Makar a dû se reloger temporairement, le temps de trouver un nouveau logement. Les frais de logement et d’entreposage de ses biens pour le mois de mai 2021 totalisent 950 $. Elle a droit à cette somme, mais il faut y soustraire le montant de 690 $ qu’elle aurait dû payer à titre de loyer pour le mois de mai. Elle a droit aussi au montant de 840 $ réclamé pour le nettoyage de la chambre dans laquelle ses biens ont été entreposés, à celui de 276 $ payés aux déménageurs et à celui de 608,90 $ réclamé pour ses produits de toilette rendus inutilisables. Pour les vêtements qu’elle a dû se procurer à la suite de l’éviction, il lui est accordé 131,58 $. Dans tous les cas, il s’agit de dommages directs résultant de l’expulsion. Rien ne lui est accordé pour l’aménagement de la chambre louée et pour les coûts de nettoyage à sec, faute de preuve suffisante. La réclamation en lien avec les médicaments est aussi rejetée. Quant à la nourriture, seule celle qu’elle a perdue en raison de l’éviction peut être indemnisée, car elle devait se nourrir de toute façon. Une somme de 100 $ lui est accordée à ce titre.

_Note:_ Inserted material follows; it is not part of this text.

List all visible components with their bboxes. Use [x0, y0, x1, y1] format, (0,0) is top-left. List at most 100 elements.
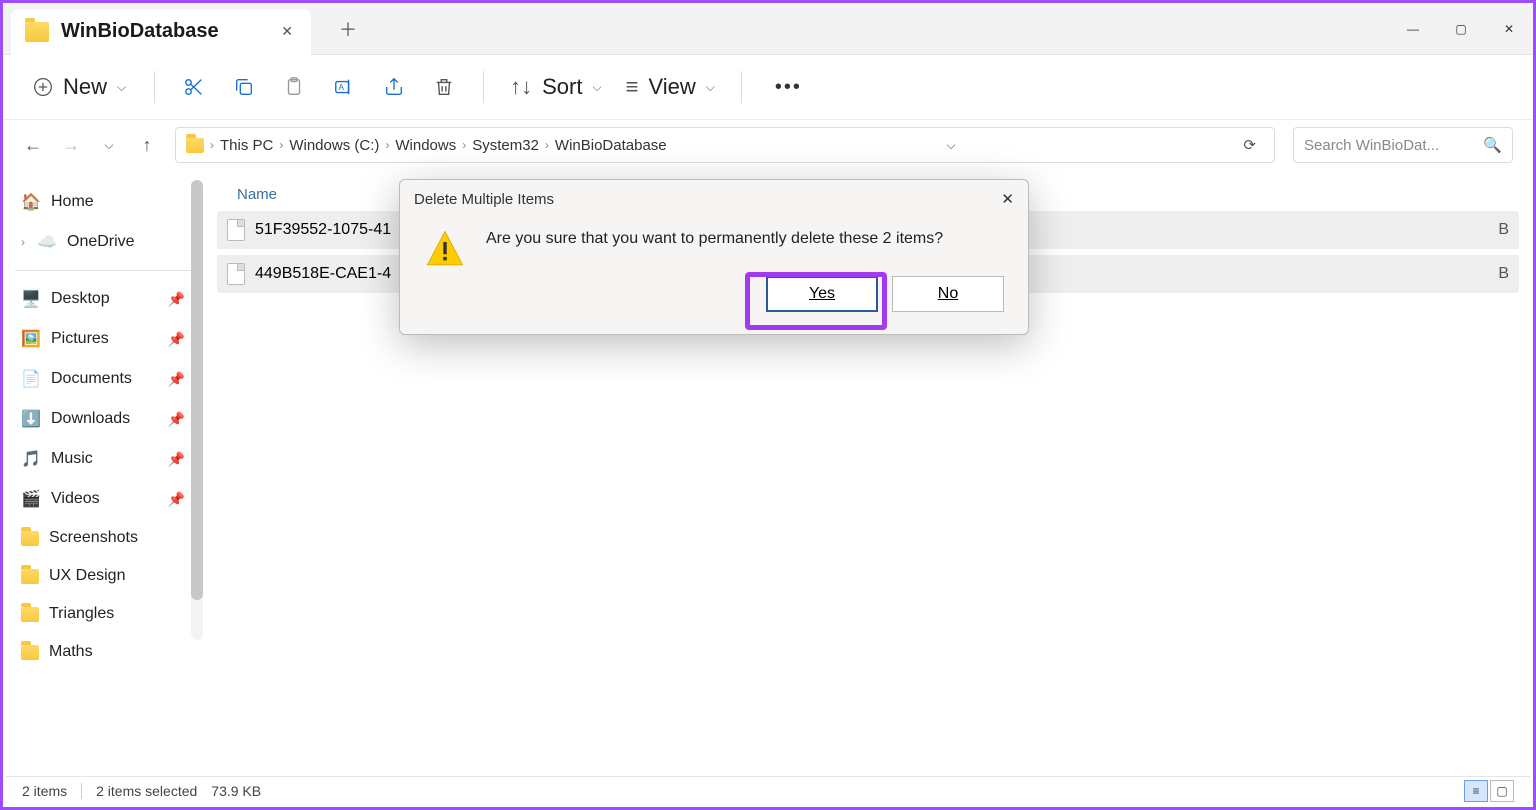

L'éviction illégale a causé un préjudice moral important à Makar. Elle s’est sentie démunie et humiliée. Elle a été contrainte de trouver rapidement un hébergement alors qu’elle n’avait que les vêtements qu'elle portait le jour de l’éviction. Elle a dû vivre avec le minimum pendant plusieurs jours et a subi des attaques d'anxiété, dont une est documentée. Sa vie personnelle, sociale et professionnelle (elle est enseignante) a été bouleversée par le comportement inhumain des défendeurs. L’éviction a aussi porté illicitement atteinte à son droit au respect de sa vie privée, à son droit à la dignité et à son droit à l'inviolabilité de sa demeure, des droits fondamentaux protégés par la Charte québécoise. Au vu de tous ces dommages, la compensation de 4 000 $ qu’elle réclame pour son préjudice moral apparaît bien modeste. Elle est accordée sans hésitation.
La situation donne aussi ouverture à l’octroi de dommages-intérêts punitifs en application de la Charte. Non seulement l’atteinte aux droits de Makar par les défendeurs était illicite, mais elle était clairement intentionnelle. L'exemplarité et la dissuasion justifient de lancer le message à tout locateur que ce type de conduite ne peut être toléré. La somme de 3 000 $ réclamée à ce titre est modeste et aucun des défendeurs n’a prétendu ne pas avoir les moyens de la payer. Elle est accordée.